There is one additional matter we believe necessary to consider. The record in this case indicates that the State Workmen’s Insurance Fund (SWIF) suspended payments to Beaver under the compensation agreement on August 17, 1972, but that it was not until November 13, 1973 that a petition to terminate was filed. Thus the suspension of compensation may very well have been in violation of section 413(b) of the Pennsylvania Workmen’s Compensation Act (Act), Act of June 2, 1915, P.L. 736, as amended, 77 P.S. §774.1 (Supp. 1974-1975),
In summary, we conclude that the referee’s finding of fact that Beaver’s disability ceased and terminated is supported by substantial evidence and that, therefore, the Board erred when it deleted that finding and reversed the referee’s decision. For the reasons noted above, however, the referee’s finding that “all disability ceased” must be modified to read “as of March 27, 1973” rather than “as of August 17, 1972.” Therefore, the Foundation is entitled to the termination of its compensation agreement with Beaver as of March 27, 1973. We also conclude that SWIF may have failed to comply with the provisions of the Act when it suspended compensation payments on August 17, 1972. In accordance with the above we there-^ore
Order
And Now, this 19th day of May, 1975, the petition to terminate compensation agreement #211-18-4402, filed by the Mifflin-Juniata State Health Foundation and the State Workmen’s Insurance Fund is granted in part, and it is ordered that payments under said agreement are terminated as of March 27, 1973. Any deferred payments of compensation shall bear interest. Furthermore, the Board is directed to provide notice to the State Workmen’s Insurance Fund, and to schedule a hearing, pursuant to subsection (b) of section 435 of the Act, 77 P.S. §991 (b) (Supp. 1974-1975), in order to determine if the State Workmen’s Insurance Fund failed to comply with the provisions of the Act when it suspended compensation payments in the above-noted matter.

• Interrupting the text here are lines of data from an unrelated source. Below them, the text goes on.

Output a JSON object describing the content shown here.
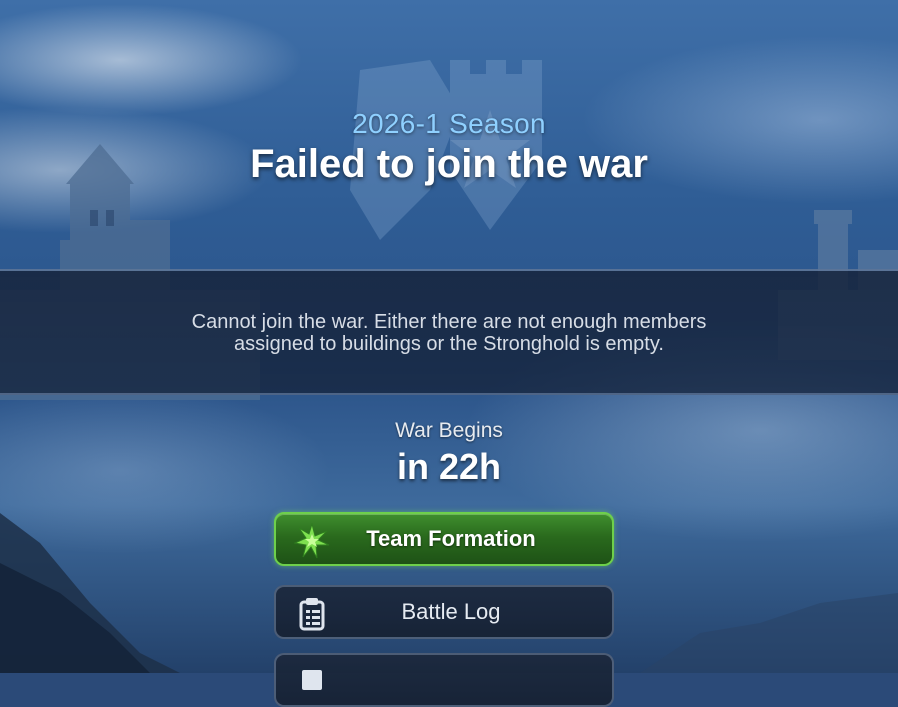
{
  "header": {
    "season": "2026-1 Season",
    "title": "Failed to join the war"
  },
  "notice": {
    "message_line1": "Cannot join the war. Either there are not enough members",
    "message_line2": "assigned to buildings or the Stronghold is empty."
  },
  "countdown": {
    "label": "War Begins",
    "value": "in 22h"
  },
  "buttons": {
    "team_formation": {
      "label": "Team Formation",
      "icon": "star-burst-icon"
    },
    "battle_log": {
      "label": "Battle Log",
      "icon": "clipboard-icon"
    },
    "third": {
      "label": "",
      "icon": "castle-icon"
    }
  },
  "colors": {
    "season_text": "#8fd0ff",
    "primary_button": "#2a6a1d",
    "primary_border": "#6ed04b",
    "secondary_button": "#1c283c"
  }
}
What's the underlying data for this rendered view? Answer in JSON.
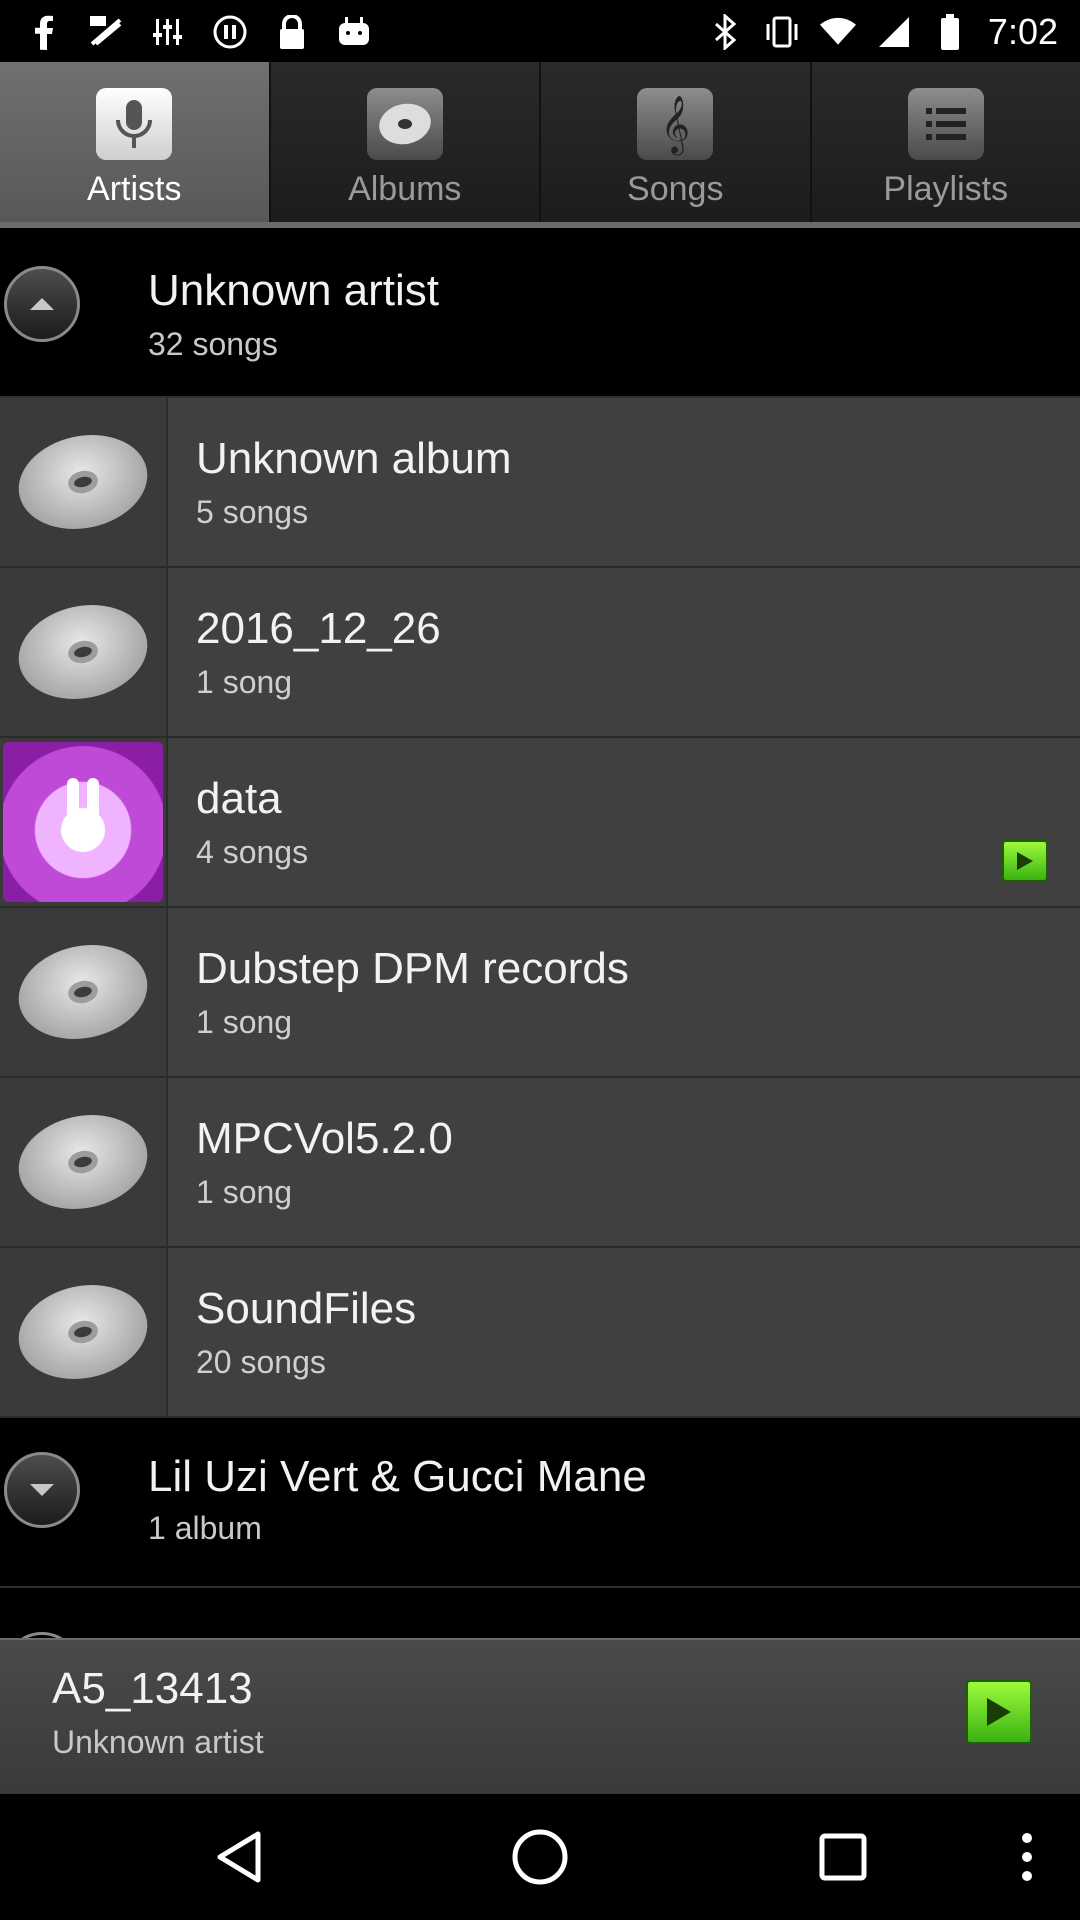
{
  "status_bar": {
    "time": "7:02",
    "left_icons": [
      "facebook-icon",
      "fake-icon",
      "equalizer-icon",
      "pause-icon",
      "lock-icon",
      "android-icon"
    ],
    "right_icons": [
      "bluetooth-icon",
      "vibrate-icon",
      "wifi-icon",
      "signal-icon",
      "battery-icon"
    ]
  },
  "tabs": [
    {
      "label": "Artists",
      "icon": "microphone-icon",
      "active": true
    },
    {
      "label": "Albums",
      "icon": "disc-icon",
      "active": false
    },
    {
      "label": "Songs",
      "icon": "treble-clef-icon",
      "active": false
    },
    {
      "label": "Playlists",
      "icon": "list-icon",
      "active": false
    }
  ],
  "artists": [
    {
      "title": "Unknown artist",
      "subtitle": "32 songs",
      "expanded": true,
      "albums": [
        {
          "title": "Unknown album",
          "subtitle": "5 songs",
          "art": "disc"
        },
        {
          "title": "2016_12_26",
          "subtitle": "1 song",
          "art": "disc"
        },
        {
          "title": "data",
          "subtitle": "4 songs",
          "art": "bunny-artwork",
          "playing": true
        },
        {
          "title": "Dubstep DPM records",
          "subtitle": "1 song",
          "art": "disc"
        },
        {
          "title": "MPCVol5.2.0",
          "subtitle": "1 song",
          "art": "disc"
        },
        {
          "title": "SoundFiles",
          "subtitle": "20 songs",
          "art": "disc"
        }
      ]
    },
    {
      "title": "Lil Uzi Vert & Gucci Mane",
      "subtitle": "1 album",
      "expanded": false
    }
  ],
  "now_playing": {
    "title": "A5_13413",
    "artist": "Unknown artist"
  },
  "colors": {
    "accent_play": "#4ccf1c",
    "tab_active_bg": "#636363",
    "row_bg": "#404040"
  }
}
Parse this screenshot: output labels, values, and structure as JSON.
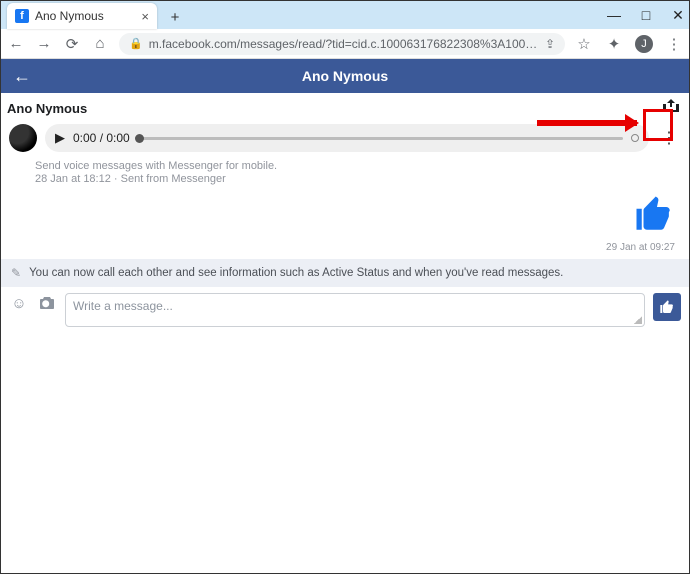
{
  "browser": {
    "tab_title": "Ano Nymous",
    "url": "m.facebook.com/messages/read/?tid=cid.c.100063176822308%3A100076924418795&entrypoint=jewel&surface_hie…",
    "profile_initial": "J"
  },
  "header": {
    "title": "Ano Nymous"
  },
  "conversation": {
    "participant_name": "Ano Nymous",
    "audio": {
      "time": "0:00 / 0:00"
    },
    "hint_text": "Send voice messages with Messenger for mobile.",
    "timestamp_line": "28 Jan at 18:12 · Sent from Messenger",
    "like_timestamp": "29 Jan at 09:27",
    "notice_text": "You can now call each other and see information such as Active Status and when you've read messages.",
    "composer_placeholder": "Write a message..."
  }
}
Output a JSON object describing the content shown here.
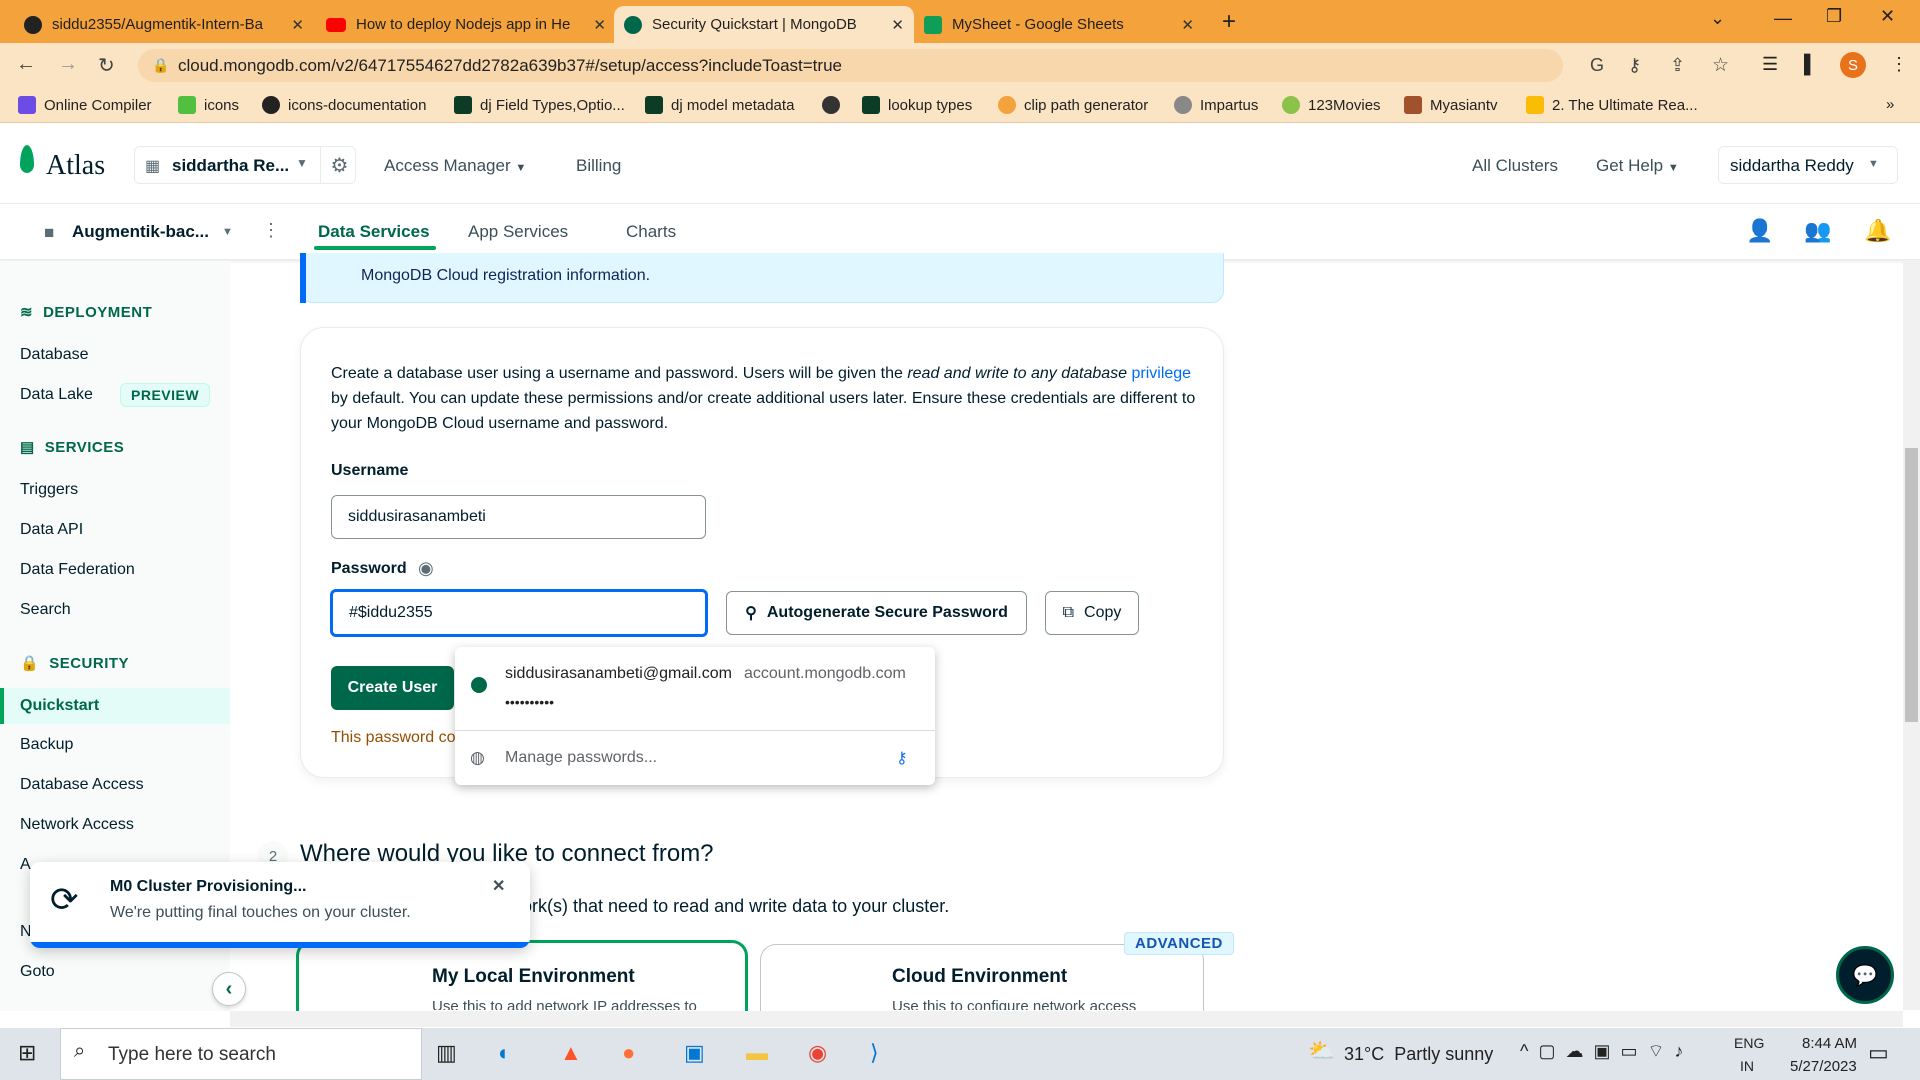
{
  "browser": {
    "tabs": [
      {
        "title": "siddu2355/Augmentik-Intern-Ba",
        "icon": "github-icon"
      },
      {
        "title": "How to deploy Nodejs app in He",
        "icon": "youtube-icon"
      },
      {
        "title": "Security Quickstart | MongoDB",
        "icon": "mongodb-leaf-icon"
      },
      {
        "title": "MySheet - Google Sheets",
        "icon": "sheets-icon"
      }
    ],
    "url": "cloud.mongodb.com/v2/64717554627dd2782a639b37#/setup/access?includeToast=true",
    "profile_initial": "S",
    "bookmarks": [
      "Online Compiler",
      "icons",
      "icons-documentation",
      "dj Field Types,Optio...",
      "dj model metadata",
      "",
      "lookup types",
      "clip path generator",
      "Impartus",
      "123Movies",
      "Myasiantv",
      "2. The Ultimate Rea..."
    ]
  },
  "atlas": {
    "logo": "Atlas",
    "org": "siddartha Re...",
    "access_manager": "Access Manager",
    "billing": "Billing",
    "all_clusters": "All Clusters",
    "get_help": "Get Help",
    "user": "siddartha Reddy",
    "project": "Augmentik-bac...",
    "tabs": [
      "Data Services",
      "App Services",
      "Charts"
    ]
  },
  "sidebar": {
    "deployment": "DEPLOYMENT",
    "database": "Database",
    "data_lake": "Data Lake",
    "preview": "PREVIEW",
    "services": "SERVICES",
    "triggers": "Triggers",
    "data_api": "Data API",
    "data_federation": "Data Federation",
    "search": "Search",
    "security": "SECURITY",
    "quickstart": "Quickstart",
    "backup": "Backup",
    "database_access": "Database Access",
    "network_access": "Network Access",
    "advanced_partial": "A",
    "n_partial": "N",
    "goto": "Goto"
  },
  "main": {
    "banner_text": "MongoDB Cloud registration information.",
    "desc_1": "Create a database user using a username and password. Users will be given the",
    "desc_italic": "read and write to any database",
    "desc_link": "privilege",
    "desc_2": "by default. You can update these permissions and/or create additional users later. Ensure these",
    "desc_3": "credentials are different to your MongoDB Cloud username and password.",
    "username_label": "Username",
    "username_value": "siddusirasanambeti",
    "password_label": "Password",
    "password_value": "#$iddu2355",
    "autogen": "Autogenerate Secure Password",
    "copy": "Copy",
    "create_user": "Create User",
    "password_warning": "This password co",
    "section2_num": "2",
    "section2_title": "Where would you like to connect from?",
    "section2_sub": "ork(s) that need to read and write data to your cluster.",
    "advanced": "ADVANCED",
    "local_env": "My Local Environment",
    "local_desc": "Use this to add network IP addresses to",
    "cloud_env": "Cloud Environment",
    "cloud_desc": "Use this to configure network access"
  },
  "autofill": {
    "email": "siddusirasanambeti@gmail.com",
    "domain": "account.mongodb.com",
    "masked": "••••••••••",
    "manage": "Manage passwords..."
  },
  "toast": {
    "title": "M0 Cluster Provisioning...",
    "body": "We're putting final touches on your cluster."
  },
  "taskbar": {
    "search": "Type here to search",
    "weather": "31°C  Partly sunny",
    "lang1": "ENG",
    "lang2": "IN",
    "time": "8:44 AM",
    "date": "5/27/2023"
  }
}
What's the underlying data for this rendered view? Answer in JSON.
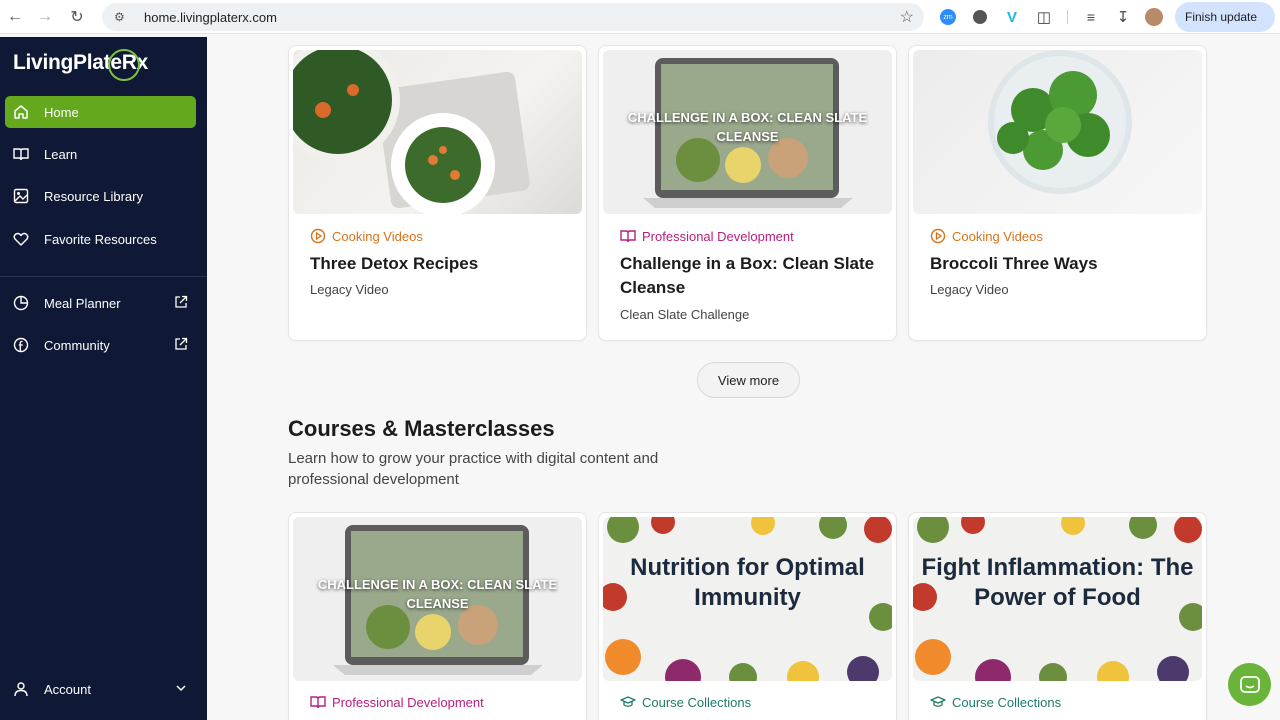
{
  "browser": {
    "url": "home.livingplaterx.com",
    "finish_update": "Finish update",
    "extensions": [
      "zm",
      "ext-circle",
      "V",
      "puzzle-icon",
      "media-list-icon",
      "download-icon",
      "avatar"
    ]
  },
  "sidebar": {
    "logo": "LivingPlateRx",
    "items": [
      {
        "label": "Home",
        "icon": "home-icon",
        "active": true
      },
      {
        "label": "Learn",
        "icon": "book-icon"
      },
      {
        "label": "Resource Library",
        "icon": "image-icon"
      },
      {
        "label": "Favorite Resources",
        "icon": "heart-icon"
      }
    ],
    "external": [
      {
        "label": "Meal Planner",
        "icon": "pie-chart-icon"
      },
      {
        "label": "Community",
        "icon": "facebook-icon"
      }
    ],
    "account": "Account"
  },
  "top_cards": [
    {
      "category": "Cooking Videos",
      "title": "Three Detox Recipes",
      "subtitle": "Legacy Video"
    },
    {
      "category": "Professional Development",
      "title": "Challenge in a Box: Clean Slate Cleanse",
      "subtitle": "Clean Slate Challenge",
      "thumb_text": "CHALLENGE IN A BOX: CLEAN SLATE CLEANSE"
    },
    {
      "category": "Cooking Videos",
      "title": "Broccoli Three Ways",
      "subtitle": "Legacy Video"
    }
  ],
  "view_more": "View more",
  "courses": {
    "title": "Courses & Masterclasses",
    "description": "Learn how to grow your practice with digital content and professional development",
    "cards": [
      {
        "category": "Professional Development",
        "thumb_text": "CHALLENGE IN A BOX: CLEAN SLATE CLEANSE"
      },
      {
        "category": "Course Collections",
        "thumb_text": "Nutrition for Optimal Immunity"
      },
      {
        "category": "Course Collections",
        "thumb_text": "Fight Inflammation: The Power of Food"
      }
    ]
  },
  "colors": {
    "sidebar_bg": "#0f1834",
    "active_green": "#63a81d",
    "cooking_orange": "#d4731c",
    "prof_dev_pink": "#b5207e",
    "course_teal": "#1f7a6b"
  }
}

. This case involved a petition to terminate and, therefore, the Foundation had the burden of proving that Beaver was no longer disabled or that any disability which she had was no longer the result of her compensable accident. See Tioga Textiles Associates, Inc. v. Workmen’s Compensation Appeal Board, 13 Pa. Commonwealth Ct. 492, 319 A.2d 211 (1974).
. It has been brought to our attention that we tend to use the terms “substantial evidence” and “sufficient evidence” interchangeably. We recognize that to some this practice may be confusing, but we do not believe it is incorrect. Our scope of review in these cases demands “substantial evidence” in the record to support findings of fact. We have defined substantial evidence in terms of the reasonable man test. See A. P. Weaver, infra. Sufficiency merely connotes that amount which is enough (i.e., substantial) under our scope of review to support a finding and, therefore, sufficiency is only meaningful after we have set forth our scope of review and defined what amount or type of evidence is needed to support a finding.
. Dorland’s Illustrated Medical Dictionary, 24’th ed. (1965), defines “emotional overlay
“[T]he emotionally determined increment to an existing symptom or disability which has been of an organic or of a physically traumatic origin.”
. Section 413 (b) of the Act reads as follows:
“Any insurer who suspends, terminates or decreases payments of compensation without submitting an agreement or supplemental agreement thereof as provided in section 408 [77 P.S. §732], or a final receipt as provided in section 434 [77 P.S. §1001], or without filing a petition and either alleging that the employe has returned to work at his prior or increased earnings or where the petition alleges that the employe has fully recovered and is accompanied by an affidavit of a physician on a form prescribed by the department to that effect which is based upon an examination made within fifteen days of the filing of the petition or having requested and been granted a supersedeas as provided in this section, shall be subject to penalty as provided in section 435 [77 P.S. §991].” (Footnotes omitted.)